來去太倉促,匆忙得他都沒來得及細細品味到自己的情緒。
當年說是離婚,不如說是掃地出門,狼狽的Omega帶著身體孱弱有缺陷的孩子落魄離開。沒有人挽留,沒有人在意,甚至暗地里夾雜著甩掉包袱的快意。
梁祈森走進宅子,老舊房屋彌漫著他潮濕陰暗的童年,他似乎特別早熟,很小就已經記事,永遠灰蒙蒙的墻角,永遠冰冷的穿堂風。
望著面前兩位老人捎帶恭維的嘴臉,梁祈森不帶情緒的勾動嘴角,露出談判桌專屬的禮貌微笑。
“您愿意幫忙實在太好了,作為感謝,這里是我的一些心意?!?
梁祈森在西裝口袋里拿出一封厚厚的信,推到兩位滿頭銀發的人面前。
他爺爺從前是極為在意體面的男人,稍有多謝白絲都會立刻染黑,如今銀發爬滿卻已不再在意,想必照料半大孩子對他們這個年紀而言十分吃力。
看著從前對自己的態度惡劣的人因他的身份抬高而大轉變,梁祈森說不出什么意味,臆想里他應該開心應該感到興奮,實際上他的情緒無甚反應。
彼此都很窘迫的情況中,這間屋子因體面而維持著正常秩序。成人世界不需要道歉,即使他們態度恭維,仍不會覺得自己十多年前對待一個孩子的薄待有錯,依然端著一副長輩的架子。

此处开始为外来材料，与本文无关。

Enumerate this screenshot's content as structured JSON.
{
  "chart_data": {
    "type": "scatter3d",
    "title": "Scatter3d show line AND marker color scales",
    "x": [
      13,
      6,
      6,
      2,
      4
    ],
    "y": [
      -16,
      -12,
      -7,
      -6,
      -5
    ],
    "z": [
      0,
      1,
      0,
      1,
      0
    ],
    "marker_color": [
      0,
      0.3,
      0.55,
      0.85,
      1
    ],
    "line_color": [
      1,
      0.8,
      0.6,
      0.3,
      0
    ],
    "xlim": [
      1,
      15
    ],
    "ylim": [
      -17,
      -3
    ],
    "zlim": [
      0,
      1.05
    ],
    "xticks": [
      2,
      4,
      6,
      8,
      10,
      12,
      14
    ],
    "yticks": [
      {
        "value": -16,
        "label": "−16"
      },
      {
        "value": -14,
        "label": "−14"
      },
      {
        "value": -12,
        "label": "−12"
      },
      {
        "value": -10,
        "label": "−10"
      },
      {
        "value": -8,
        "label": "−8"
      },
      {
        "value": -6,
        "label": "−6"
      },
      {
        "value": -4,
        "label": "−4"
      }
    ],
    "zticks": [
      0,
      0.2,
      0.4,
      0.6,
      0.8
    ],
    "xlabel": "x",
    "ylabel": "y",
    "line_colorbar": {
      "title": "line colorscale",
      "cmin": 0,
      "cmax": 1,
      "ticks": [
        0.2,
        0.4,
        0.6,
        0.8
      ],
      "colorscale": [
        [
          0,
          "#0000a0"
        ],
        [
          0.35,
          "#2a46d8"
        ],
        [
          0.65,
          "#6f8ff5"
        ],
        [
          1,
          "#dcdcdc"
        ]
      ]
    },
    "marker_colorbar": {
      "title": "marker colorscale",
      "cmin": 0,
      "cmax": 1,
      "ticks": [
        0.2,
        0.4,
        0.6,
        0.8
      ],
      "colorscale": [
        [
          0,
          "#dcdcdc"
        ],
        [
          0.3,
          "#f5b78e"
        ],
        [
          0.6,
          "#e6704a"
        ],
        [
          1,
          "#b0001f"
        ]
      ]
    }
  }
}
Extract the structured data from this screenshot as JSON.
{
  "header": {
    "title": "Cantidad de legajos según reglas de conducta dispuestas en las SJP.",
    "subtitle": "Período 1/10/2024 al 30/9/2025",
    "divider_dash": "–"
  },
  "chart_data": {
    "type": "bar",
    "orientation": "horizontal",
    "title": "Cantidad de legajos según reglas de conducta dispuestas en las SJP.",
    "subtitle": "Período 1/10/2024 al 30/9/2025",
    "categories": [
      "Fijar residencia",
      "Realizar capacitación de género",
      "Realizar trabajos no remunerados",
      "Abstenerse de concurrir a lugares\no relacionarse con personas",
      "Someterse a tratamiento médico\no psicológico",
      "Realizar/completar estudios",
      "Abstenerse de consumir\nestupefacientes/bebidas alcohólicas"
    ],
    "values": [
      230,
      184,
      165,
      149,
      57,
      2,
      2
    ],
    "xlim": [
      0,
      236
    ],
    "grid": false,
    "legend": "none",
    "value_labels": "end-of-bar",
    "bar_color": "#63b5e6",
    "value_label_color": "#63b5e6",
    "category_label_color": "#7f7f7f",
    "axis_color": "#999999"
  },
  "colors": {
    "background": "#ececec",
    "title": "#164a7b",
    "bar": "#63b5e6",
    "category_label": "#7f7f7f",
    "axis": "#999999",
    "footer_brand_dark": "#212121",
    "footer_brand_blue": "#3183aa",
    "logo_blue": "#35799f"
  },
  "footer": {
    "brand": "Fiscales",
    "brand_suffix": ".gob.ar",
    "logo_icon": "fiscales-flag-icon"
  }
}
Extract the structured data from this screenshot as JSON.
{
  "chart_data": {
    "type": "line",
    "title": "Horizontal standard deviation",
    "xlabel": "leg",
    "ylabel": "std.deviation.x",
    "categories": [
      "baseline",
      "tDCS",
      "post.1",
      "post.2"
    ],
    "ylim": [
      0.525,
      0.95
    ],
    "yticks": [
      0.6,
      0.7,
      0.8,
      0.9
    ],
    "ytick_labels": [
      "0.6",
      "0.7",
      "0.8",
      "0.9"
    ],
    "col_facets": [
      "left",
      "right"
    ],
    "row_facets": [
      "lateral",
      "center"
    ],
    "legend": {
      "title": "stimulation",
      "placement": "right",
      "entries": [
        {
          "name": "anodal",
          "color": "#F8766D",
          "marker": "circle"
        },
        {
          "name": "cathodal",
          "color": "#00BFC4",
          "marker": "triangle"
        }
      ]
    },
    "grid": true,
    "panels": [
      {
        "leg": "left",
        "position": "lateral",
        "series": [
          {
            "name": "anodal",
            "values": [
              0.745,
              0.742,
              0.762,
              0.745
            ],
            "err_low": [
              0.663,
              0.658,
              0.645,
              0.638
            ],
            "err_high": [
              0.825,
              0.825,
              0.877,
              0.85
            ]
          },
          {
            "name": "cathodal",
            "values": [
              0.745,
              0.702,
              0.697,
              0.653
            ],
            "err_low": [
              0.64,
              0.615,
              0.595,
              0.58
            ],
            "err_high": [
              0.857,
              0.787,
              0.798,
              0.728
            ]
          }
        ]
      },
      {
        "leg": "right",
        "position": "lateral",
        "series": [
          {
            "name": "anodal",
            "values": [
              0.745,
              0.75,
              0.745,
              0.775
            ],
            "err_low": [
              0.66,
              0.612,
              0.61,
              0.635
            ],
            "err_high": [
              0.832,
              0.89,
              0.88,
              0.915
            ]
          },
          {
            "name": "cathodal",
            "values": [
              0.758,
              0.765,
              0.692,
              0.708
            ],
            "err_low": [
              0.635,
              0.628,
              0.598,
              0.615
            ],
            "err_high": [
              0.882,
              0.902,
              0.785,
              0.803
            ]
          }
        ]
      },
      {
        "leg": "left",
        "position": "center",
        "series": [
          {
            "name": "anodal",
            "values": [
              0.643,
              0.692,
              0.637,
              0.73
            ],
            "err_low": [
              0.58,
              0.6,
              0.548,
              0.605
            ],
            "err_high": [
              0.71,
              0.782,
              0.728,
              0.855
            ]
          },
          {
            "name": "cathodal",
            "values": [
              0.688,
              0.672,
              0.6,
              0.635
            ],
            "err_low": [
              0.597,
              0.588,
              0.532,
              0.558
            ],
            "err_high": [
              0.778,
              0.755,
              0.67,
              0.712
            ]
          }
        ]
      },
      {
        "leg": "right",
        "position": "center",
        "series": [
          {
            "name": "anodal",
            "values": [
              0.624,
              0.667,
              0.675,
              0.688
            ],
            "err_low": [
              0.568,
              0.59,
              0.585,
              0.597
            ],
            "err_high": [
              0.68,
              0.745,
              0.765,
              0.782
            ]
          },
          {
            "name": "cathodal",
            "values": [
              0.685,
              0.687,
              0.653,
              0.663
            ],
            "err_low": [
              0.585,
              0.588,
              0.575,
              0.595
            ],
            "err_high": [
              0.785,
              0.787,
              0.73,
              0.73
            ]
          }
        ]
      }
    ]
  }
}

梁祈森至今無法忘懷他五歲那年過敏渾身發癢,那天禮拜六何爸要出門上班,家里只有祖父,他拿著發滿紅疹的手可憐兮兮的看著祖父,得到的眼神。
嫌棄夾雜著厭惡。
像山一樣高的男人晦氣地把藥摔在梁祈森面前便走了,藥片在藥板上晃了晃才停住,他花了很久、很用力才把藥片從鋁箔紙保護層里弄出來,沒有何爸準備好的溫水,半大的孩子硬生生將豆大的藥品咽下去。
梁祈森立在院子里過去如潮水涌起,祖母客套地說留他吃飯,他先是假意笑著答應了,如愿看到他們露出維持不了體面的尷尬,才虛情假意地歉意表示自己等會有事。